Once the heavenly people of God have been raptured, Darby believed, the divine script can be played out to the end. The Antichrist will rise, Christ and his saints will break through the clouds and destroy him and his followers in battle (the Second Coming), the nations of the world will be judged, and Satan will be thrown into a bottomless pit. Then, with the conclusion of Daniel’s seventieth week, the victorious Messiah will restore the throne of David, and the millennial kingdom will begin, followed by the Last Judgment and a new heaven and earth. The seven dispensations then over, time shall be no more.

Some dispensationalists believed that Barack Obama was the Antichrist (perhaps they still do), and many regard Roy Moore’s and Trump’s sexual molesting as minor compared with the end times they are helping to bring about.

The dispensationalists may be kooks, but there are a lot of them. The Left Behind books have sold over 65 million copies and have been read by many more. According to Wikipedia,

multiple books in the series have been on the New York Times best-seller list. Starting in 2000, Books 7 and 8 reached number one on the list followed by book 10, which debuted at number one…. Seven titles in the adult series have reached #1 on the bestseller lists for the New York Times, USA Today, and Publishers Weekly.

The series has also inspired graphic novel versions, four films, and a computer game.
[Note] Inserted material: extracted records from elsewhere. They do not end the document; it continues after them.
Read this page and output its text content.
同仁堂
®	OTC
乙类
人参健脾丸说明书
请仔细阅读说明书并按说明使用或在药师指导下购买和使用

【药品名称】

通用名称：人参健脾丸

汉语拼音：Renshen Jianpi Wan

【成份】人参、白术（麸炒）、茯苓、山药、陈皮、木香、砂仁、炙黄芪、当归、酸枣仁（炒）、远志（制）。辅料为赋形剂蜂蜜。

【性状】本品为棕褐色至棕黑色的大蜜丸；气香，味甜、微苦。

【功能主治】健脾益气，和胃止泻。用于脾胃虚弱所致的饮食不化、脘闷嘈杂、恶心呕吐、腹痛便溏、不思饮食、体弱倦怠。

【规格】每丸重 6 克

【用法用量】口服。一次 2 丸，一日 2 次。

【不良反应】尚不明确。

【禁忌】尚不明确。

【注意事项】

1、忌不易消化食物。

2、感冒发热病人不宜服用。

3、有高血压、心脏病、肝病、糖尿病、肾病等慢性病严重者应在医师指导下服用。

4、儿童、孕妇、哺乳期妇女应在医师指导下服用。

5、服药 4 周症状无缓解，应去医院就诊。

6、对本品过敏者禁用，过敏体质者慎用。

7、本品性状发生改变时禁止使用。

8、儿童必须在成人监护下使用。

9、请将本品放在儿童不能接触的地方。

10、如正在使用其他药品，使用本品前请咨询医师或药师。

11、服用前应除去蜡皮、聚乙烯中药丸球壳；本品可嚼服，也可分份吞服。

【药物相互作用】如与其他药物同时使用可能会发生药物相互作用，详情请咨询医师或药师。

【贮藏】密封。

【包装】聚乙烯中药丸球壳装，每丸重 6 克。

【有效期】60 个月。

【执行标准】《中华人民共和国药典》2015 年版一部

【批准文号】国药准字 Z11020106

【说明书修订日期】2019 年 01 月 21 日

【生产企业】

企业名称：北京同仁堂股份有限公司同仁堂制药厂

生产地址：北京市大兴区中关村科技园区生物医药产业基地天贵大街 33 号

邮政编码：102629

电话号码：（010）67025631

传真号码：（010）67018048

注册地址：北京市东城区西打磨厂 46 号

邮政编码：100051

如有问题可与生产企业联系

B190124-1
Generally I don’t write about works I haven’t read, but it sounds like Left Behind follows a strategy, common to formulaic bestsellers, of exploiting anxieties, revenge fantasies, and wish fulfillments. The anxieties have to do with modern uncertainties and people of color; the revenge fantasies imagine Jesus punishing the people you hate; and the wish fulfillment assures you that you are one of the fortunate ones. To read the Left Behind books is to become one with the heroes.

The dispensationalists voted for Trump in 2016 and will vote for Moore today because they appreciate people who speak their language and fit into their vision. In her podcast interview, Butlers says that Democrats cannot reach these people. After all, issues like health care, tax cuts, and climate change are for those benighted souls who think America has a future.

When Plato said that poets should be banned from his Republic, he would certainly have included the authors of the Left Behind books. We underestimate the emotional power of literature at our peril, and America is tottering from the blows of two sets of badly written but nevertheless effective novels. LaHaye/Jenkins punch for the Christian fundamentalists, Ayn Rand punches for Paul Ryan and the libertarian right, and suddenly we’re cross-eyed.